South Africa gives asylum to Congolese pastor
“He has obtained political asylum following a March 30 decision” to that effect, Charlie Mingiedi said.
“It is a relief. He can now once again involve himself in political life,” Mingiedi said of the controversial Mukungubila, who claims to be a prophet.
South African officials, who had previously rejected the pastor’s asylum requests, made no immediate comment on the said approval.
Kinshasa wants to question Mukungubila, who has described himself as God’s “last envoy to humanity”, over violence which left more than 100 dead.
The Congolese government blamed him for orchestrating a spate of attacks in December 2013 on the airport, the main army headquarters in the capital and in the second city of Lubumbashi.

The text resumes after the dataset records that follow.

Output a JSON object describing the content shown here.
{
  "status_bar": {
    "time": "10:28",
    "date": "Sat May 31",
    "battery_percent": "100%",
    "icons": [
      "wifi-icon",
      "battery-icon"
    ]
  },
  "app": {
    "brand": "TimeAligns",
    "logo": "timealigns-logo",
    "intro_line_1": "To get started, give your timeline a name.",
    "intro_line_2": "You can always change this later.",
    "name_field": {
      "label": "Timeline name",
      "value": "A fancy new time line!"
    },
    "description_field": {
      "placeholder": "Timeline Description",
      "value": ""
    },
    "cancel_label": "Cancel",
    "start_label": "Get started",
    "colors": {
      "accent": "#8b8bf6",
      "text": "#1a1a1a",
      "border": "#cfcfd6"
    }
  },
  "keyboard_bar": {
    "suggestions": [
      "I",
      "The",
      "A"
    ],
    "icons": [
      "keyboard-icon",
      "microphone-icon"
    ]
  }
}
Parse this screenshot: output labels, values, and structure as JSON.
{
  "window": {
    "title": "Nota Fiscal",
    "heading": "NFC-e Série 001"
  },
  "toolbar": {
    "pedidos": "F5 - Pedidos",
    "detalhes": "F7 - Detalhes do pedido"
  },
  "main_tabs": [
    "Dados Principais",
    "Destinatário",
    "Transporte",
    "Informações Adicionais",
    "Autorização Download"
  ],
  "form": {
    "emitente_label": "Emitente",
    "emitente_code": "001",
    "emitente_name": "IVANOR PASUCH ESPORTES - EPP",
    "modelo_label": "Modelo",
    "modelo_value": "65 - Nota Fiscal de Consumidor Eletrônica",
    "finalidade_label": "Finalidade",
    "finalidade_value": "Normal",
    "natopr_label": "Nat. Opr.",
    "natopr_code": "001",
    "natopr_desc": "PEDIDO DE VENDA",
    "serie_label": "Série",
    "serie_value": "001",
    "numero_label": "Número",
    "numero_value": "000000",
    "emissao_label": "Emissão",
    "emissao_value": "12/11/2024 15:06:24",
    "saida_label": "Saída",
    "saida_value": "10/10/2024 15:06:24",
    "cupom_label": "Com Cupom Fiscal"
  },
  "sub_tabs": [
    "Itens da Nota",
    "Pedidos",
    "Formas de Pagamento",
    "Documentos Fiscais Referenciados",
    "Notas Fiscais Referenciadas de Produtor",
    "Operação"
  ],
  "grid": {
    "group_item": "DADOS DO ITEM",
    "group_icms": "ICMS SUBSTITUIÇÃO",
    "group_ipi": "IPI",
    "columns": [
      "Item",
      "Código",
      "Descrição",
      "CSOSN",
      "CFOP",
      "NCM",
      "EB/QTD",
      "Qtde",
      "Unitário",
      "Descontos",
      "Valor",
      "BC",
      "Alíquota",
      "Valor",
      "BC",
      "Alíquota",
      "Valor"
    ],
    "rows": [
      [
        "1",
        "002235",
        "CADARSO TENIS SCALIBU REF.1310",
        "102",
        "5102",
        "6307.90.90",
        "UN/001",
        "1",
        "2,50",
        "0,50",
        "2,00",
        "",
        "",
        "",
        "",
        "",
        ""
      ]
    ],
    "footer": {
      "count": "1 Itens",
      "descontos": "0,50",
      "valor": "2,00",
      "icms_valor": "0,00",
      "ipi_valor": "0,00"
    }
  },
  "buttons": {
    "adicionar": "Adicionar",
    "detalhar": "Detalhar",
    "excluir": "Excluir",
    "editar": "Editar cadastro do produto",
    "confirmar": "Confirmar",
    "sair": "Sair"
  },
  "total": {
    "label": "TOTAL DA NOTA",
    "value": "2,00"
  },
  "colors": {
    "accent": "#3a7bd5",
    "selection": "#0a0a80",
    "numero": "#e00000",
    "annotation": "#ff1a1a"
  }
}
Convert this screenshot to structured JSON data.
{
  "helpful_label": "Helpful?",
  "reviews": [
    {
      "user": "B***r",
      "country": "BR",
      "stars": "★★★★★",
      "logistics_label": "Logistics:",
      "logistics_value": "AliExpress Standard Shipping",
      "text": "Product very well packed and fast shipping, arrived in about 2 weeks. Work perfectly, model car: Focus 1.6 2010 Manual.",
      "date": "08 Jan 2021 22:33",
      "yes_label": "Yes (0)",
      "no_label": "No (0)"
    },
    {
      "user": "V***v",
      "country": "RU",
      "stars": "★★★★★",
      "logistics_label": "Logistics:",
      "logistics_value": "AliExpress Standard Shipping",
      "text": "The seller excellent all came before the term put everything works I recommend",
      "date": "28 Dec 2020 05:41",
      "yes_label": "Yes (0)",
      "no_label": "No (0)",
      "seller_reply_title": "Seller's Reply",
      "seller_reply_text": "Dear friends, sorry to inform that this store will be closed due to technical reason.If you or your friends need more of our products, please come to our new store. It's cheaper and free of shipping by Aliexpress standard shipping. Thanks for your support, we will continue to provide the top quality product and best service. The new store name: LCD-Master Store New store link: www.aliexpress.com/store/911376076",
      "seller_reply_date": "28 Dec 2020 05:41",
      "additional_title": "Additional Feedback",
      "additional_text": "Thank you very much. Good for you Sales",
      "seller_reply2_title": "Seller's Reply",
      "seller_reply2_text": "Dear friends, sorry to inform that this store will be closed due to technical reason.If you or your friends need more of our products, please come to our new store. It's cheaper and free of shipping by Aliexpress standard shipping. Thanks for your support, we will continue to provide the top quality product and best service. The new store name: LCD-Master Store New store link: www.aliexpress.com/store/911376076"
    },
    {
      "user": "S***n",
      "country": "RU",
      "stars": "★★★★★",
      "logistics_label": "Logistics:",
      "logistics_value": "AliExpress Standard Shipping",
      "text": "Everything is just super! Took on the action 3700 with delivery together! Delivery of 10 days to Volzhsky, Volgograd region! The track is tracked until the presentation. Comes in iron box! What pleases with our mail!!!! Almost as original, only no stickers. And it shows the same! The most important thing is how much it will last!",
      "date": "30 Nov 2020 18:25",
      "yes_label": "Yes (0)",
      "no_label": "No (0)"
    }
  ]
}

He fled to South Africa, where he was arrested in May 2014 on an Interpol warrant issued at Kinshasa’s behest at his house in the suburbs of Johannesburg before being released on bail.
At the time his lawyer said he stood accused of murder, intentional and aggravated assault, malicious destruction, as well as illegal and arbitrary detention.
South African authorities eventually dropped the case, citing lack of evidence.
Mukungubila, who denies the allegations against him, stood against President Joseph Kabila, whose regime he has bitterly criticised, in 2006 elections.
According to Mingiedi, the pastor will not return home but keep up the pressure on Kabila from abroad.
“There is no return to RDC but he will continue to mobilise the Congolese people against the dictatorship ruling the country,” his spokesman said.